Engleman v. Malchow
Before: Moore
MOORE, P. J.
The assignee of Universal Utilities, an insolvent limited partnership, sued a limited partner to enforce her agreed contribution to the capital. Prom an adverse judgment such limited partner appeals.
The partnership consisted of two general and five limited partners. By her answer and her testimony as a witness, appellant admitted that she had never paid any part of her promised contribution. Such an admission in itself is sufficient to sustain the judgment of the trial court. However, she contends that other evidence tended to prove that her obligation was discharged. Such other evidence no matter how material or relevant, at its best, could serve only to produce a conflict in the total proof to be resolved by the trial court whose determination may not be disturbed on appeal.
(Crawford
v.
Southern Pacific Co.,
3 Cal.2d 427, 429 [45 P.2d 183].) Her contention that she should be relieved of all obligations to pay her own subscription by reason of the failure of her associates to pay theirs is no defense. Neither her pleading nor her proof avails her. A contract can be satisfied under law by nothing short of a complete compliance. The violation of every section of the Civil Code by any one or by all of the other partners would not relieve appellant from her primary obligation to creditors who relied upon her compliance with her subscription agreement. By it her lia
[344]
bilities are measured and not by
res inter alios acta
or by the failure of her partners to abide by their obligations.
For the same reason it was not error for the court to exclude evidence of the failure of certain limited partners to pay in full their capital subscriptions. The clear-cut issue was whether appellant had paid the sum she had pledged. The proffered evidence was utterly foreign to that subject and could have served no beneficial purpose.
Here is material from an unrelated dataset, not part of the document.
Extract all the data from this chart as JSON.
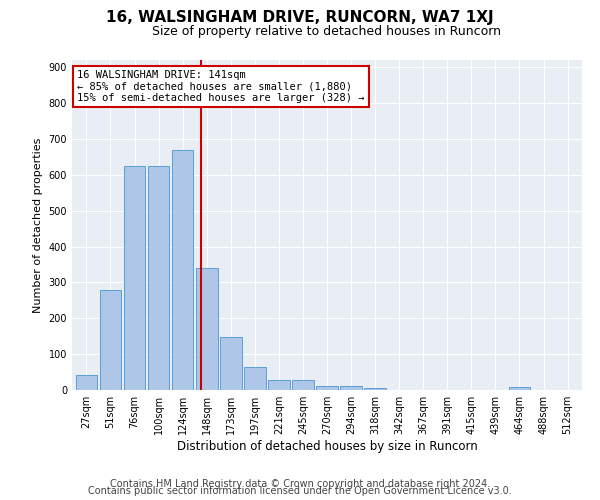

It is asserted that the court disregarded the financial statements taken from the books and records of the partnership which had been lost. There are three answers to such contention. (1) Since the document was received in evidence it is presumed to have been considered. (2) It might properly have been excluded as having had no foundation laid for its admission. (3) But neither its exclusion nor its rejection after admission could have been prejudicial. Since the court adopted the proof that her agreed contribution was not paid, no prejudice could have resulted by a “disregard” of the statement. Hence a reversal on that ground would not be justified.